Re: Lexicon counting (was: Weekly Vocab #1.1.1...)
From: | Carsten Becker <carbeck@...> |
Date: | Tuesday, September 5, 2006, 11:23 |
On Mon, 4 Sep 2006 19:30:30 -0500, Iain E. Davis <feaelin@...>
wrote:
>I hope everyone forgives me for replying to both of you at once. ;)
No, it's quite common here.
>----------------------> Carsten Becker wrote:
>> I'm counting my entries like this: I have a database that is
>> Ayeri -> English at first hand (it's reversible, but then you
>
>What software are you using for your database? I use Excel as a flat file
>"database" and then use a macro to 'generate' a word document in dictionary
>style, if I desire. Which is rare, I prefer to use the spreadsheet for the
>advanced filtering, searching, sorting, etc.
At the moment, I'm using a text file based solution so that each record has
its own .txt file. A PHP script then reads in all those an makes a listing
out of the single files. Of course, it's not possible to reverse or to
search this system. That's the reason why I am currently (and still)

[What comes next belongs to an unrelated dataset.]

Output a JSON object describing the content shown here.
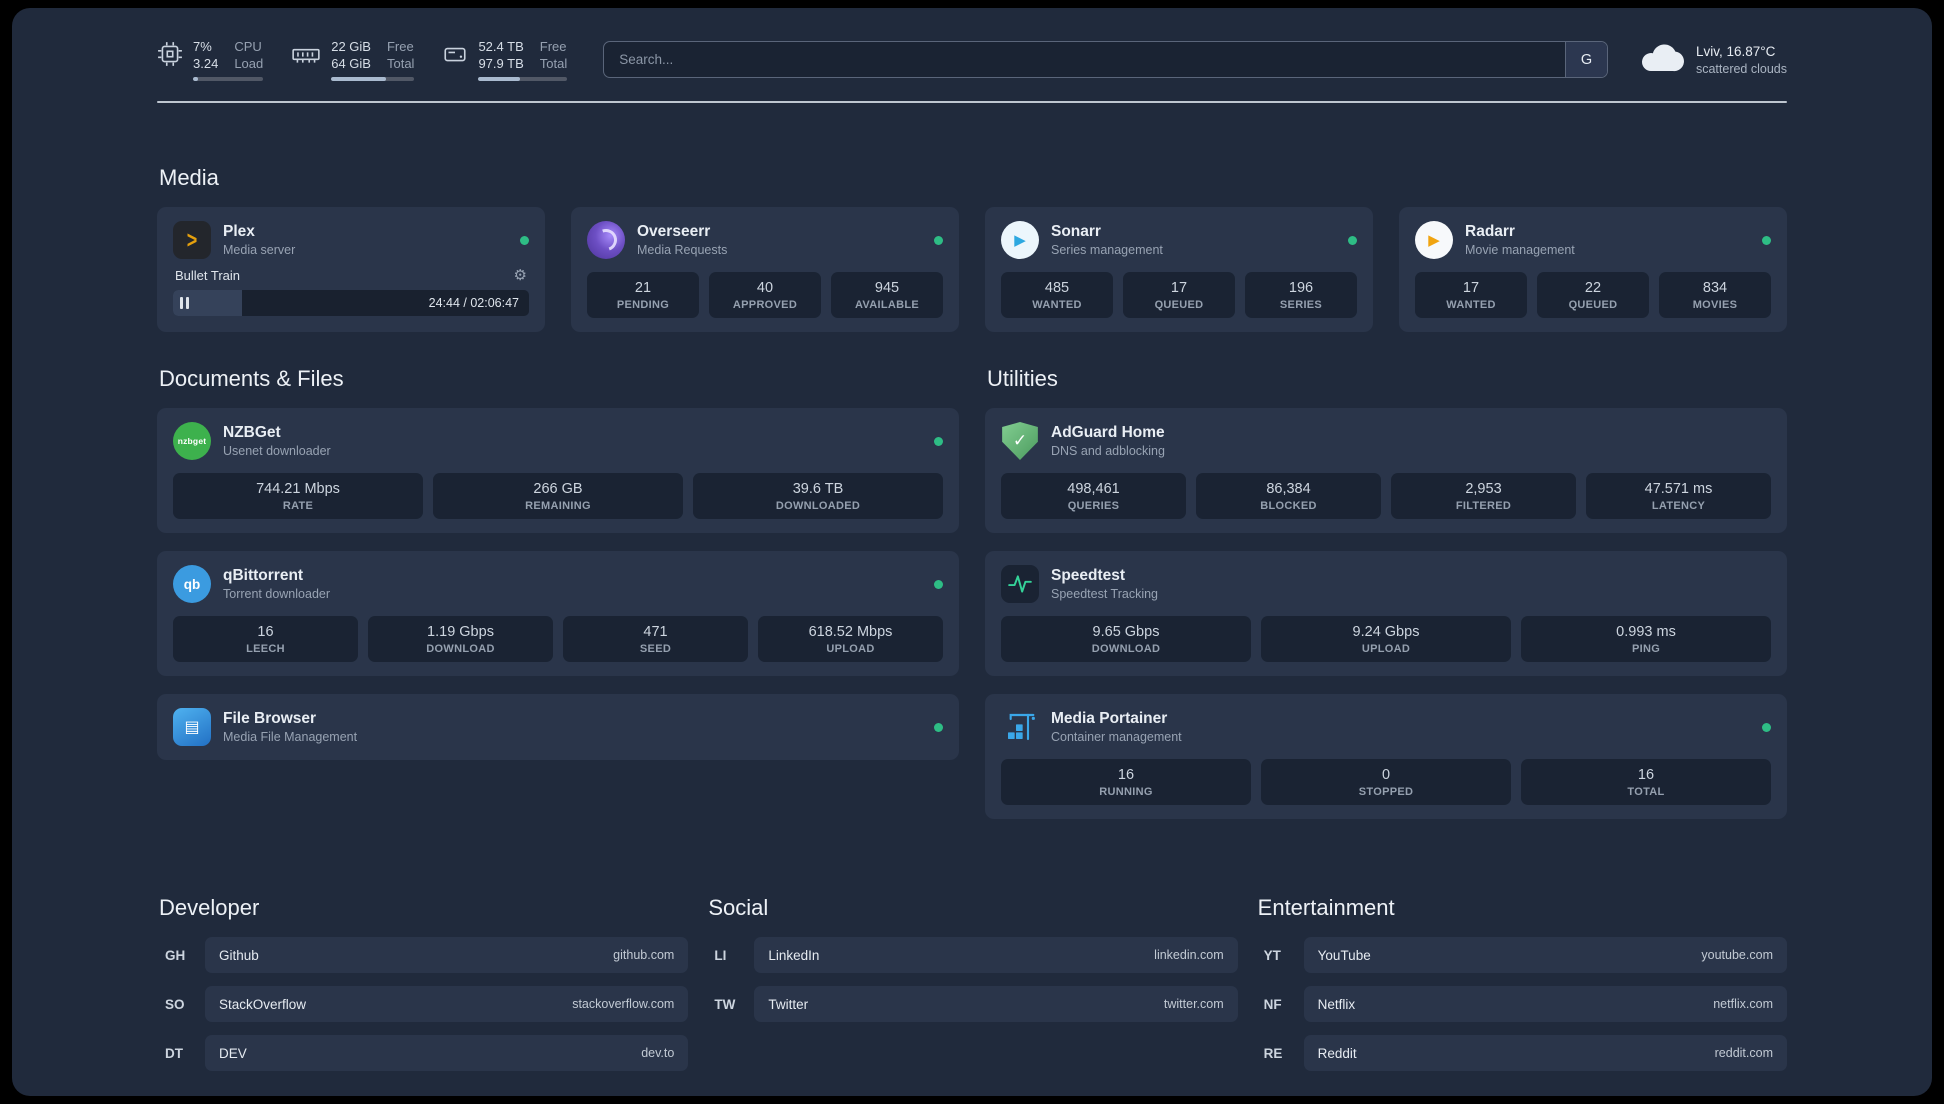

migrating my dictionary into an SQL database that I can query with MySQL
and make human-readable with PHP.
>> Where my German-English dictionary would list all those
>> entries just under "to put", my database makes a new record
>> out of all of these (unfortunately).
>
>It probably would. But your English->German dictionary wouldn't, so you
>have to make some sacrifices somewhere. :).
No, you misunderstood I think. I referred to the English->German dictionary
already, but it's a double volume containing both, English-to-German and
German-to-English. All the constructions using "put" would be listed under
put, but I don't know whether all those combinations are counted as
separate entries.
>> handful. Futhermore, since Ayeri is an agglutinative
>> language, it has lots of suffixes -- these are also counted
>> as words, even the ones that only have a syntactical meaning.
>
>We differ here...as I mentioned to Henrik, I don't list any suffixed forms.
>There are some exceptions where some affixes completely change the meaning,
>but for the most part, it is only the 'original' form. :)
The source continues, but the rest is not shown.